|Originally posted by violet
or perhaps NO expert would have been best.
After the birth I called my midwife (who was in complete support of my desire to birth without her help) and described the umbilical cord to her, because I thought it looked odd. She said that I was describing something called a velamentous insertion ("where the vessels insert and separate while still in the membranes and not on the placental disk"); this can be very dangerous because the umbilical cord can detach before the baby is born, causing hemorrhage and probable death to the baby unless the birth is imminent or there is time for a cesarean section.
Ah, my midwife said, it is a good thing you didn't have someone trying to hurry your labor up! The point being that typical labor management for a long labor like mine, i.e., inducing or augmenting the labor, (not to mention obstetrical idiocies such as forced pushing in the lithotomy position,) could have put enough extra stress on my body for the umbilical cord to detach from the placenta.
A medical professional, of course, would probably point to this type of "complication" as the very reason women should give birth in hospitals. Yet, when so many women's bodies are unnaturally stressed with pitocin, drugs, forced pushing, etc., how often is that very "expert" labor management the cause of stillbirth or emergency c-section?
As it was, my body knew just what to do (take it very slow and easy,) allowing the baby's passage to be as gentle as possible. The only force applied to the baby, or to my uterus, was that of my uterine muscles themselves. And they moved my baby out so gently that I didn't even feel the pain of my uterus contracting in the last hour of labor.

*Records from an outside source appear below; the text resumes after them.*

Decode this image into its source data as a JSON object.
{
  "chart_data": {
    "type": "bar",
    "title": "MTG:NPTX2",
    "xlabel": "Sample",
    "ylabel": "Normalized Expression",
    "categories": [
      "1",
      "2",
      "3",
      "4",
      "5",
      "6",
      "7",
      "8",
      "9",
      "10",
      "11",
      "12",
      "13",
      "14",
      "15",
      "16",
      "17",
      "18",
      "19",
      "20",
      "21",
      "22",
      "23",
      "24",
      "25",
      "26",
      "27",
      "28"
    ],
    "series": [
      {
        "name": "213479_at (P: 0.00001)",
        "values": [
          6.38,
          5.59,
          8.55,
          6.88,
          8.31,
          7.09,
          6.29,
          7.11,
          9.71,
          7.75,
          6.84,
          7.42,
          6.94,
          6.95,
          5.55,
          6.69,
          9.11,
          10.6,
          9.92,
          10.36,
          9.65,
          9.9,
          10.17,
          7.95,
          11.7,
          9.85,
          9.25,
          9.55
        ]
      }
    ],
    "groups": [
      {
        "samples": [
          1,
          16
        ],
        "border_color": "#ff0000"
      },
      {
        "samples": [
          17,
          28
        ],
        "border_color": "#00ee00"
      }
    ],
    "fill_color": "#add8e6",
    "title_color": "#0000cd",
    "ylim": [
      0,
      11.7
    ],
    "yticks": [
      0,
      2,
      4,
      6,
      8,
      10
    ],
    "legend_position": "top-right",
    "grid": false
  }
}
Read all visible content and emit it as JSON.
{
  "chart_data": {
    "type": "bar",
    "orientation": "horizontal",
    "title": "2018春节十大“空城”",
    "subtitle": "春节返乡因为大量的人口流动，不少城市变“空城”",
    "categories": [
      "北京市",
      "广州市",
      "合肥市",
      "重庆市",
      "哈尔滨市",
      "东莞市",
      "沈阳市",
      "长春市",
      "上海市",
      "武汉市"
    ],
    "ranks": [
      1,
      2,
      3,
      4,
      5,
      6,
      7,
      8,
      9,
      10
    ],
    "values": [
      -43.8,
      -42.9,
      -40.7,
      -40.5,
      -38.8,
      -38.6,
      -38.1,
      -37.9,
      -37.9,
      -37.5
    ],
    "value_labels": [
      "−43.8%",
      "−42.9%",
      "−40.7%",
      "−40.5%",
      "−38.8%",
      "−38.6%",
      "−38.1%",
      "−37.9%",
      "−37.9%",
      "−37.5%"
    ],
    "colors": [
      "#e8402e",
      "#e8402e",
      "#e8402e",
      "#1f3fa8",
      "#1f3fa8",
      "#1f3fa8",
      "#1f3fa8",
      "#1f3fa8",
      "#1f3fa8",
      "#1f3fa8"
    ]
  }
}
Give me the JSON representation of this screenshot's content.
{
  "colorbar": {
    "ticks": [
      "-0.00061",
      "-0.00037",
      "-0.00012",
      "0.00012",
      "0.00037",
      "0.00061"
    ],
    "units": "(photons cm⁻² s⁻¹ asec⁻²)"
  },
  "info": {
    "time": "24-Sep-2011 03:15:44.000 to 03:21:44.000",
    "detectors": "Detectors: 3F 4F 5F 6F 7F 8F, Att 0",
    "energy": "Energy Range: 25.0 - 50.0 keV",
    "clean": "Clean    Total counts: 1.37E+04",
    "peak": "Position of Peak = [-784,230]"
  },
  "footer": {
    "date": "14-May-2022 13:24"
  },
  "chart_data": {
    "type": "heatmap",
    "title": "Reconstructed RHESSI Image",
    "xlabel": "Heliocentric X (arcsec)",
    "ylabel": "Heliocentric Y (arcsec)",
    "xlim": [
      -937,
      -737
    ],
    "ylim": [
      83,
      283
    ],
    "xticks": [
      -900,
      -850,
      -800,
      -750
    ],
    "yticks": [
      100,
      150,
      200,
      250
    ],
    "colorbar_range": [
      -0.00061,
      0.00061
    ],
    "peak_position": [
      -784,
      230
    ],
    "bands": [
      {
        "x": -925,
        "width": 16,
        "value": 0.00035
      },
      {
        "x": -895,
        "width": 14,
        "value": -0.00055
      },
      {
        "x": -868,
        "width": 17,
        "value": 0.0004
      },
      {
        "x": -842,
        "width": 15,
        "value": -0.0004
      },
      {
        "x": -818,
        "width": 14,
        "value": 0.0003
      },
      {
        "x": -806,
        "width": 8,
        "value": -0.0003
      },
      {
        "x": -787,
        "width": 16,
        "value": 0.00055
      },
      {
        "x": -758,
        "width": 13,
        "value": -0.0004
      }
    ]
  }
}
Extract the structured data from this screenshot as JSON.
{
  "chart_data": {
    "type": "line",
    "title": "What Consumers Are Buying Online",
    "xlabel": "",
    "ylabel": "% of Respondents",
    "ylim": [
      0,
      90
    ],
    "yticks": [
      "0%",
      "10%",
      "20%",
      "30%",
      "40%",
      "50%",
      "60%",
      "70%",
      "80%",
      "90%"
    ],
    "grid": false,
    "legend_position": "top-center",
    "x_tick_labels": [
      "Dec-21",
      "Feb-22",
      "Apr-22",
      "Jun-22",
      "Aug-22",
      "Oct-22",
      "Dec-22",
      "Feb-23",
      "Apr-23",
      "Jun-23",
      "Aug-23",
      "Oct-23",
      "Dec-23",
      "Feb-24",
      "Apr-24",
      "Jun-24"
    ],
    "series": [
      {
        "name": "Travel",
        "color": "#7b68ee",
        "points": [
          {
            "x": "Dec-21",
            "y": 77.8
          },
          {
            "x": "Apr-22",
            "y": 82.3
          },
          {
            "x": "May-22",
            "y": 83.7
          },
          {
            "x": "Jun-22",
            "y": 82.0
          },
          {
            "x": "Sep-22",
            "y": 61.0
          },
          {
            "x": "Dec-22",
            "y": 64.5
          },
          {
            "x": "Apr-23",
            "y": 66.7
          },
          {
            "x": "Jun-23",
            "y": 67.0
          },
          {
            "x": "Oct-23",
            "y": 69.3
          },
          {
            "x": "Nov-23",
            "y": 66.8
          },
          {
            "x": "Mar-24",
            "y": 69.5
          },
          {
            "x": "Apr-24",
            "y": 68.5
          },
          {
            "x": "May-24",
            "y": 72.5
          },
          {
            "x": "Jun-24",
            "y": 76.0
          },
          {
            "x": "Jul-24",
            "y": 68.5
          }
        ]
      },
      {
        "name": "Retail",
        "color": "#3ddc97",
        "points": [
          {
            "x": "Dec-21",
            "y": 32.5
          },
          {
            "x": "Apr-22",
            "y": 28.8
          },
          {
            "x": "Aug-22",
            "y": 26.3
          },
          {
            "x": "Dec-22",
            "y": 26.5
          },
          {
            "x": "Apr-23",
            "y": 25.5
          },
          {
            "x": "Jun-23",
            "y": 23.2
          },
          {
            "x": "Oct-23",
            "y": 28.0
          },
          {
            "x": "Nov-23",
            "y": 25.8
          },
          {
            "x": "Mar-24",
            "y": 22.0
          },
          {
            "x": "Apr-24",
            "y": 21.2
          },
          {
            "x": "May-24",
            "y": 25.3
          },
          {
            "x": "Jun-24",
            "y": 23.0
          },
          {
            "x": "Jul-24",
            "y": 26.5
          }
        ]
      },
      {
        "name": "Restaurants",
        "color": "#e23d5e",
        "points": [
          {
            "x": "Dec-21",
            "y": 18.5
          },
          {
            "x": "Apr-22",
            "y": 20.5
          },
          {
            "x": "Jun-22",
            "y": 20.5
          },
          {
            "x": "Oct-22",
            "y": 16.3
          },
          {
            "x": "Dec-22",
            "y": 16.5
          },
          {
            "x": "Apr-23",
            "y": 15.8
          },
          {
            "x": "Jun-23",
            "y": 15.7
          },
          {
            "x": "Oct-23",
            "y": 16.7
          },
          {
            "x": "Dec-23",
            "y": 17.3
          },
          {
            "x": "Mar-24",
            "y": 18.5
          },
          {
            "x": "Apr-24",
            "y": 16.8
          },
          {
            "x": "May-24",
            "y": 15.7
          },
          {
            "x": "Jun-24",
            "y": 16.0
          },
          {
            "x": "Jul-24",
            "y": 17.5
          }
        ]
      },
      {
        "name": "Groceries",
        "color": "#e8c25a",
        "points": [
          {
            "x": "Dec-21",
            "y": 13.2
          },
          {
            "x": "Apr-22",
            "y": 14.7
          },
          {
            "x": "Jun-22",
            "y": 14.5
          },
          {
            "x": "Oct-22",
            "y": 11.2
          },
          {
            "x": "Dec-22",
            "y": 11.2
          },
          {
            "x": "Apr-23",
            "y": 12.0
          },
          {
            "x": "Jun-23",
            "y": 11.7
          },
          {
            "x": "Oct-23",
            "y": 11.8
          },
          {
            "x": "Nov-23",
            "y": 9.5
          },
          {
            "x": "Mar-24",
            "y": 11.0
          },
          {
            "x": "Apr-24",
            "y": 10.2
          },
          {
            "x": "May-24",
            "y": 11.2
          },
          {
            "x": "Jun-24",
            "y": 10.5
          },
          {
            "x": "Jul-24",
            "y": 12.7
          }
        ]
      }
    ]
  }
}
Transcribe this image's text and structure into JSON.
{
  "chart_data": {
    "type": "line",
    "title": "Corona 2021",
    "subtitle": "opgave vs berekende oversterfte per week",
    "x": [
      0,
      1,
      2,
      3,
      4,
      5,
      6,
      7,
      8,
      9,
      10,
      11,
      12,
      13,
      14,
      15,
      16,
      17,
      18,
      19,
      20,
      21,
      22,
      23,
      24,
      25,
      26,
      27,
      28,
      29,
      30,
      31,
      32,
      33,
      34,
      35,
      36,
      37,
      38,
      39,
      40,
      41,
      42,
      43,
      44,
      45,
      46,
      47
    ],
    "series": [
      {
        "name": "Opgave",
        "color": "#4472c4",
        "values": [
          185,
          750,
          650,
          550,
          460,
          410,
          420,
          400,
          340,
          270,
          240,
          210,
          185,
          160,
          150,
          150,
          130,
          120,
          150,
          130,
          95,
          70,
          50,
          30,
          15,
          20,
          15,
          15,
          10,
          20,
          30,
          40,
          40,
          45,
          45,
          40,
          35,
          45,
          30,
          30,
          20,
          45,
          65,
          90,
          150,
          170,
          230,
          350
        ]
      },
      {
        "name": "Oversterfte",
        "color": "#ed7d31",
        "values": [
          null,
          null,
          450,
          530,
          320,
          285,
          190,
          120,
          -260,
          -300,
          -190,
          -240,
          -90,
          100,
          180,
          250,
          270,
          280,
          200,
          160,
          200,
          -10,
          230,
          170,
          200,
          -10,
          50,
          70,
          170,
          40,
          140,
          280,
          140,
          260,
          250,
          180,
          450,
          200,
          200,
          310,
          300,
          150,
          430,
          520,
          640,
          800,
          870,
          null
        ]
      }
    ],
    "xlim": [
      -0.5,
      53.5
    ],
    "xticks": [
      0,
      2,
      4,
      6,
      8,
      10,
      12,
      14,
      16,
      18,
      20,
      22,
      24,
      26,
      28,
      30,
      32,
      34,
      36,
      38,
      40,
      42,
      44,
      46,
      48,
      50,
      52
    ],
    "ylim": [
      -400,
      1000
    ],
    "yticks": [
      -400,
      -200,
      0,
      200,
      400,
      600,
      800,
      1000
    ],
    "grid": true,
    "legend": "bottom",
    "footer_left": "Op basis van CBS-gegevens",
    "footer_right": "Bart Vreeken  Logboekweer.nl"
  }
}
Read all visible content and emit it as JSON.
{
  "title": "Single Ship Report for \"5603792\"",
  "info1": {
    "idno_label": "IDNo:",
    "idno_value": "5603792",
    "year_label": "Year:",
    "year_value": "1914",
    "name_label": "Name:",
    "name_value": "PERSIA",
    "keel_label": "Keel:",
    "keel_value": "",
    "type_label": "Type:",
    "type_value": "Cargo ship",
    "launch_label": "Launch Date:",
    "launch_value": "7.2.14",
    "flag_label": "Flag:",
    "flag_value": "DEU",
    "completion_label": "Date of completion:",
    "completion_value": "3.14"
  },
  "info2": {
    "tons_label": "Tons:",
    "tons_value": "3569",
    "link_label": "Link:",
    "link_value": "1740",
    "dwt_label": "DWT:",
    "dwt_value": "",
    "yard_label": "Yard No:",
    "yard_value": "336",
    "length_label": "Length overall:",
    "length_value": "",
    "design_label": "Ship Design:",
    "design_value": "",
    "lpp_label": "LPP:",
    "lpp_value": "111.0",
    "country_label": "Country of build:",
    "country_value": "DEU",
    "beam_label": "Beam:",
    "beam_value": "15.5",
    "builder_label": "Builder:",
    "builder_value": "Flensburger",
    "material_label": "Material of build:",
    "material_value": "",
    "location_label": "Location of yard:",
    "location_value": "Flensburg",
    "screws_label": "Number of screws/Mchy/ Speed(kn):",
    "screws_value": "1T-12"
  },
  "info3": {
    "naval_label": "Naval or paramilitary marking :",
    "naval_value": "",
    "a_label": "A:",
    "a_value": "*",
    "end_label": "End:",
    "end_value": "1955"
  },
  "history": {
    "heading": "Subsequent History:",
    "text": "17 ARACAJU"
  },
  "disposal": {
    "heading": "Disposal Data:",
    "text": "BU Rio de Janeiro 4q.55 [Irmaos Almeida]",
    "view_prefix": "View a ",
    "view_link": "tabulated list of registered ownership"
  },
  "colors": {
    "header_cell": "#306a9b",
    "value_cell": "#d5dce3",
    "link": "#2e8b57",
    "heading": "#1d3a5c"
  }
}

How different would it have been after 24 hours, when the contractions were still several minutes apart, if I had been given castor oil, or pitocin; if I had been stressed out by bright lights, people coming in and out, painful vaginal exams, ultimatums ("if your labor doesn't progress soon, we'll have to go to the hospital"); if my body had been stressed by being made to labor in an unnatural position that cut off blood flow to the placenta, or by forced pushing; if it was stressed enough for labor to stall, necessitating the dangerous vacuum extractor or forceps... etc., etc., etc.? (And how thankful would I have been, if I didn't know any better, when after all that my baby went into distress and a c-sec saved her?)
It seems to me that the odds, in my case, were in favor of homebirth unattended by "experts". Because the experts are the only ones who are going to demand that an otherwise normal process be manipulated in such potentially dangerous ways.
Don't get me wrong; I know that medicine saves lives. It saved my husband's, actually, and I'm grateful. But there is no doctor who is going to be able to deny that medical practitioners are at fault for an appalling number of illnesses and complications and deaths every year. And while each will deny that their personal methods are exempt from criticism, clinical studies show differently, condemning the use of routine interventions. They are not practicing, most of them, in a scientific manner. And so it seems to me a little disingenious that they should argue that it is too dangerous to give birth without an "expert" to call the shots.